In C++20, this is extremely straightforward: you can add a requires to your copy constructor:

template <typename T>
class C {
public:
    C(const C& rhs) requires some_requirement_on<T>
    {
        ...
    }
};

The below solution actually isn't great, because it reports the type as being copyable for all traits - even if it actually isn't.

---

If you want to conditionally disable your copy constructor, you definitely want it to participate in overload resolution - because you want it to be a loud compile error if you try to copy it.
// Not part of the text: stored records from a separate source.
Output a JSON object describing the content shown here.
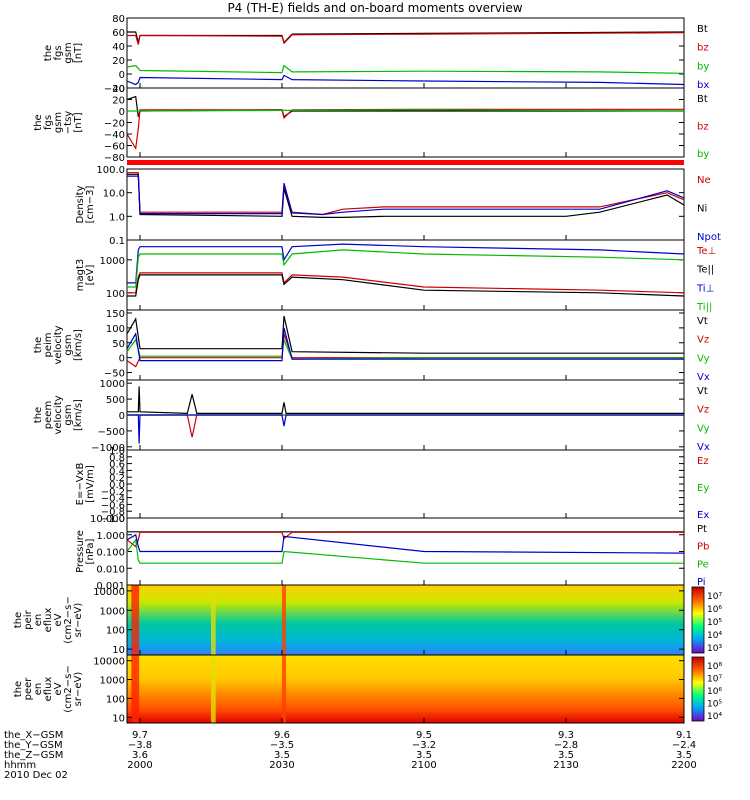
{
  "title": "P4 (TH-E) fields and on-board moments overview",
  "chart_data": [
    {
      "type": "line",
      "ylabel": [
        "the",
        "fgs",
        "gsm",
        "[nT]"
      ],
      "ylim": [
        -20,
        80
      ],
      "yticks": [
        "80",
        "60",
        "40",
        "20",
        "0",
        "−20"
      ],
      "series": [
        {
          "name": "Bt",
          "color": "#000000",
          "x": [
            1985,
            1995,
            1998,
            2000,
            2005,
            2030,
            2031,
            2035,
            2100,
            2200
          ],
          "y": [
            60,
            60,
            45,
            55,
            55,
            55,
            45,
            57,
            58,
            60
          ]
        },
        {
          "name": "bz",
          "color": "#cc0000",
          "x": [
            1985,
            1995,
            1998,
            2000,
            2005,
            2030,
            2031,
            2035,
            2100,
            2200
          ],
          "y": [
            55,
            55,
            42,
            55,
            55,
            54,
            44,
            56,
            57,
            59
          ]
        },
        {
          "name": "by",
          "color": "#00bb00",
          "x": [
            1985,
            1995,
            1998,
            2000,
            2030,
            2031,
            2035,
            2100,
            2150,
            2200
          ],
          "y": [
            10,
            12,
            8,
            5,
            2,
            12,
            3,
            4,
            3,
            1
          ]
        },
        {
          "name": "bx",
          "color": "#0000cc",
          "x": [
            1985,
            1995,
            1998,
            2000,
            2030,
            2031,
            2035,
            2100,
            2150,
            2200
          ],
          "y": [
            -10,
            -15,
            -12,
            -5,
            -8,
            -2,
            -8,
            -10,
            -12,
            -15
          ]
        }
      ]
    },
    {
      "type": "line",
      "ylabel": [
        "the",
        "fgs",
        "gsm",
        "−tsy",
        "[nT]"
      ],
      "ylim": [
        -80,
        40
      ],
      "yticks": [
        "40",
        "20",
        "0",
        "−20",
        "−40",
        "−60",
        "−80"
      ],
      "series": [
        {
          "name": "Bt",
          "color": "#000000",
          "x": [
            1985,
            1995,
            1998,
            2000,
            2030,
            2031,
            2035,
            2100,
            2200
          ],
          "y": [
            20,
            25,
            -10,
            0,
            2,
            -10,
            0,
            0,
            0
          ]
        },
        {
          "name": "bz",
          "color": "#cc0000",
          "x": [
            1985,
            1995,
            1998,
            2000,
            2030,
            2031,
            2035,
            2100,
            2200
          ],
          "y": [
            -40,
            -65,
            -30,
            2,
            2,
            -12,
            2,
            3,
            3
          ]
        },
        {
          "name": "by",
          "color": "#00bb00",
          "x": [
            1985,
            1998,
            2000,
            2100,
            2200
          ],
          "y": [
            0,
            0,
            0,
            2,
            0
          ]
        }
      ]
    },
    {
      "type": "line",
      "ylabel": [
        "Density",
        "[cm−3]"
      ],
      "scale": "log",
      "ylim": [
        0.1,
        100
      ],
      "yticks": [
        "100.0",
        "10.0",
        "1.0",
        "0.1"
      ],
      "series": [
        {
          "name": "Ne",
          "color": "#cc0000",
          "x": [
            1985,
            1998,
            2000,
            2030,
            2031,
            2035,
            2050,
            2060,
            2080,
            2100,
            2130,
            2150,
            2190,
            2200
          ],
          "y": [
            70,
            70,
            1.5,
            1.5,
            20,
            1.5,
            1.2,
            2,
            2.5,
            2.5,
            2.5,
            2.5,
            10,
            5
          ]
        },
        {
          "name": "Ni",
          "color": "#000000",
          "x": [
            1985,
            1998,
            2000,
            2030,
            2031,
            2035,
            2050,
            2060,
            2080,
            2100,
            2130,
            2150,
            2190,
            2200
          ],
          "y": [
            60,
            60,
            1.2,
            1,
            15,
            1,
            0.9,
            0.9,
            1,
            1,
            1,
            1.5,
            8,
            3
          ]
        },
        {
          "name": "Npot",
          "color": "#0000cc",
          "x": [
            1985,
            1998,
            2000,
            2030,
            2031,
            2035,
            2050,
            2060,
            2080,
            2100,
            2130,
            2150,
            2190,
            2200
          ],
          "y": [
            50,
            50,
            1.3,
            1.3,
            25,
            1.4,
            1.2,
            1.5,
            2,
            2,
            2,
            2,
            12,
            6
          ]
        }
      ]
    },
    {
      "type": "line",
      "ylabel": [
        "magt3",
        "[eV]"
      ],
      "scale": "log",
      "ylim": [
        30,
        4000
      ],
      "yticks": [
        "1000",
        "100"
      ],
      "series": [
        {
          "name": "Te⊥",
          "color": "#cc0000",
          "x": [
            1985,
            1995,
            1998,
            2000,
            2030,
            2031,
            2035,
            2060,
            2100,
            2150,
            2200
          ],
          "y": [
            100,
            100,
            300,
            400,
            400,
            200,
            350,
            300,
            150,
            120,
            100
          ]
        },
        {
          "name": "Te||",
          "color": "#000000",
          "x": [
            1985,
            1995,
            1998,
            2000,
            2030,
            2031,
            2035,
            2060,
            2100,
            2150,
            2200
          ],
          "y": [
            80,
            80,
            250,
            350,
            350,
            180,
            300,
            250,
            120,
            100,
            80
          ]
        },
        {
          "name": "Ti⊥",
          "color": "#0000cc",
          "x": [
            1985,
            1995,
            1998,
            2000,
            2030,
            2031,
            2035,
            2060,
            2100,
            2150,
            2200
          ],
          "y": [
            200,
            200,
            2000,
            2500,
            2500,
            1000,
            2500,
            3000,
            2500,
            2000,
            1500
          ]
        },
        {
          "name": "Ti||",
          "color": "#00bb00",
          "x": [
            1985,
            1995,
            1998,
            2000,
            2030,
            2031,
            2035,
            2060,
            2100,
            2150,
            2200
          ],
          "y": [
            150,
            150,
            1200,
            1500,
            1500,
            700,
            1500,
            2000,
            1500,
            1200,
            1000
          ]
        }
      ]
    },
    {
      "type": "line",
      "ylabel": [
        "the",
        "peim",
        "velocity",
        "gsm",
        "[km/s]"
      ],
      "ylim": [
        -75,
        160
      ],
      "yticks": [
        "150",
        "100",
        "50",
        "0",
        "−50"
      ],
      "series": [
        {
          "name": "Vt",
          "color": "#000000",
          "x": [
            1985,
            1995,
            2000,
            2030,
            2031,
            2035,
            2100,
            2200
          ],
          "y": [
            80,
            130,
            30,
            30,
            140,
            20,
            15,
            15
          ]
        },
        {
          "name": "Vz",
          "color": "#cc0000",
          "x": [
            1985,
            1995,
            2000,
            2030,
            2031,
            2035,
            2100,
            2200
          ],
          "y": [
            -10,
            -30,
            0,
            0,
            80,
            0,
            0,
            0
          ]
        },
        {
          "name": "Vy",
          "color": "#00bb00",
          "x": [
            1985,
            1995,
            2000,
            2030,
            2031,
            2035,
            2100,
            2200
          ],
          "y": [
            20,
            60,
            5,
            5,
            60,
            -5,
            0,
            0
          ]
        },
        {
          "name": "Vx",
          "color": "#0000cc",
          "x": [
            1985,
            1995,
            2000,
            2030,
            2031,
            2035,
            2100,
            2200
          ],
          "y": [
            30,
            80,
            -10,
            -10,
            100,
            -5,
            -5,
            -5
          ]
        }
      ]
    },
    {
      "type": "line",
      "ylabel": [
        "the",
        "peem",
        "velocity",
        "gsm",
        "[km/s]"
      ],
      "ylim": [
        -1100,
        1100
      ],
      "yticks": [
        "1000",
        "500",
        "0",
        "−500",
        "−1000"
      ],
      "series": [
        {
          "name": "Vt",
          "color": "#000000",
          "x": [
            1985,
            1998,
            1999,
            2000,
            2010,
            2011,
            2012,
            2030,
            2031,
            2032,
            2100,
            2200
          ],
          "y": [
            100,
            100,
            900,
            100,
            50,
            650,
            50,
            50,
            400,
            50,
            50,
            50
          ]
        },
        {
          "name": "Vz",
          "color": "#cc0000",
          "x": [
            1985,
            1998,
            2010,
            2011,
            2012,
            2030,
            2100,
            2200
          ],
          "y": [
            0,
            0,
            0,
            -700,
            0,
            0,
            0,
            0
          ]
        },
        {
          "name": "Vy",
          "color": "#00bb00",
          "x": [
            1985,
            1998,
            2030,
            2100,
            2200
          ],
          "y": [
            0,
            0,
            0,
            0,
            0
          ]
        },
        {
          "name": "Vx",
          "color": "#0000cc",
          "x": [
            1985,
            1998,
            1999,
            2000,
            2030,
            2031,
            2032,
            2100,
            2200
          ],
          "y": [
            0,
            0,
            -900,
            0,
            0,
            -350,
            0,
            0,
            0
          ]
        }
      ]
    },
    {
      "type": "line",
      "ylabel": [
        "E=−VxB",
        "[mV/m]"
      ],
      "ylim": [
        -1,
        1
      ],
      "yticks": [
        "1.0",
        "0.8",
        "0.6",
        "0.4",
        "0.2",
        "0.0",
        "−0.2",
        "−0.4",
        "−0.6",
        "−0.8",
        "−1.0"
      ],
      "series": [
        {
          "name": "Ez",
          "color": "#cc0000",
          "x": [],
          "y": []
        },
        {
          "name": "Ey",
          "color": "#00bb00",
          "x": [],
          "y": []
        },
        {
          "name": "Ex",
          "color": "#0000cc",
          "x": [],
          "y": []
        }
      ]
    },
    {
      "type": "line",
      "ylabel": [
        "Pressure",
        "[nPa]"
      ],
      "scale": "log",
      "ylim": [
        0.001,
        10
      ],
      "yticks": [
        "10.000",
        "1.000",
        "0.100",
        "0.010",
        "0.001"
      ],
      "series": [
        {
          "name": "Pt",
          "color": "#000000",
          "x": [
            1985,
            1998,
            2000,
            2200
          ],
          "y": [
            1.5,
            1.5,
            1.5,
            1.5
          ]
        },
        {
          "name": "Pb",
          "color": "#cc0000",
          "x": [
            1985,
            1995,
            1998,
            2000,
            2030,
            2031,
            2035,
            2200
          ],
          "y": [
            0.5,
            0.2,
            0.5,
            1.4,
            1.4,
            0.6,
            1.4,
            1.4
          ]
        },
        {
          "name": "Pe",
          "color": "#00bb00",
          "x": [
            1985,
            1995,
            1998,
            2000,
            2030,
            2031,
            2100,
            2200
          ],
          "y": [
            0.1,
            0.5,
            0.03,
            0.02,
            0.02,
            0.1,
            0.02,
            0.02
          ]
        },
        {
          "name": "Pi",
          "color": "#0000cc",
          "x": [
            1985,
            1995,
            1998,
            2000,
            2030,
            2031,
            2100,
            2200
          ],
          "y": [
            0.5,
            1,
            0.2,
            0.1,
            0.1,
            0.8,
            0.1,
            0.08
          ]
        }
      ]
    },
    {
      "type": "heatmap",
      "ylabel": [
        "the",
        "peir",
        "en",
        "eflux",
        "eV",
        "(cm2−s−",
        "sr−eV)"
      ],
      "scale": "log",
      "ylim": [
        5,
        20000
      ],
      "yticks": [
        "10000",
        "1000",
        "100",
        "10"
      ],
      "colorbar": {
        "ticks": [
          "10⁷",
          "10⁶",
          "10⁵",
          "10⁴",
          "10³"
        ]
      }
    },
    {
      "type": "heatmap",
      "ylabel": [
        "the",
        "peer",
        "en",
        "eflux",
        "eV",
        "(cm2−s−",
        "sr−eV)"
      ],
      "scale": "log",
      "ylim": [
        5,
        20000
      ],
      "yticks": [
        "10000",
        "1000",
        "100",
        "10"
      ],
      "colorbar": {
        "ticks": [
          "10⁸",
          "10⁷",
          "10⁶",
          "10⁵",
          "10⁴"
        ]
      }
    }
  ],
  "time_axis": {
    "xlim": [
      1985,
      2200
    ],
    "ticks": [
      2000,
      2030,
      2100,
      2130,
      2200
    ],
    "tick_positions_min": [
      2000,
      2030,
      2060,
      2090,
      2120
    ],
    "rows": [
      {
        "label": "the_X−GSM",
        "values": [
          "9.7",
          "9.6",
          "9.5",
          "9.3",
          "9.1"
        ]
      },
      {
        "label": "the_Y−GSM",
        "values": [
          "−3.8",
          "−3.5",
          "−3.2",
          "−2.8",
          "−2.4"
        ]
      },
      {
        "label": "the_Z−GSM",
        "values": [
          "3.6",
          "3.5",
          "3.5",
          "3.5",
          "3.5"
        ]
      },
      {
        "label": "hhmm",
        "values": [
          "2000",
          "2030",
          "2100",
          "2130",
          "2200"
        ]
      }
    ],
    "date": "2010 Dec 02"
  }
}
And to do that, all you need is static_assert:

template <typename T>
class C {
public:
    C(const C& rhs) {
        static_assert(some_requirement_on<T>::value, 
            "copying not supported for T");
    }
};

This will allow copy construction only if some_requirement_on<T> is true, and if it's false, you can still use the rest of the class... just not copy construction. And if you do, you'll get a compile error pointing to this line.

Here's a simple example:

template <typename T>
struct Foo
{
    Foo() { }

    Foo(const Foo& ) {
        static_assert(std::is_integral<T>::value, "");
    }

    void print() {
        std::cout << "Hi" << std::endl;
    }
};

int main() {
    Foo<int> f;
    Foo<int> g(f); // OK, satisfies our condition
    g.print();     // prints Hi

    Foo<std::string> h;
    //Foo<std::string> j(h); // this line will not compile
    h.print(); // prints Hi
}

Answer 4

template <typename T>
class variant {
    struct moo {};
public:
  variant(const variant& ) = default;
  variant(std::conditional_t<!std::is_copy_constructible<T>::value,
                             const variant&, moo>,
          moo=moo());
  variant() {};
};

This makes a non-eligible template instance have two copy constructors, which makes it not copy constructible.

Answer 5

This is a bit of a trick, but it works.

template<bool b,class T>
struct block_if_helper{
  using type=T;
};
template<class T>
struct block_if_helper<true, T>{
  class type{
    type()=delete;
  };
};
template<bool b,classT>
using block_if=typename block_if_helper<b,T>::type;
template<bool b,classT>
using block_unless=typename block_if_helper<!b,T>::type;

now we create a method that is your copy ctor ... maybe.

template<class X>
struct example {
  enum { can_copy = std::is_same<X,int>{} };

  example( block_unless<can_copy, example>const& o ); // implement this as if `o` was an `example`
  // = default not allowed
  example( block_if<can_copy, example>const& )=delete;
};

and now the =default is the copy ctor if and only if can_copy, and the =delete of not. The stub type that it is otherwise cannot be created.

I find this technique useful for general method disabling on compilers that do not support the default template argument feature, or for methods (like virtual or special) that cannot be templates.

Answer 6

C::C(C const& rhs, std::enable_if<true, int>::type dummy = 0) is also a copy ctor because the second argument has a default value.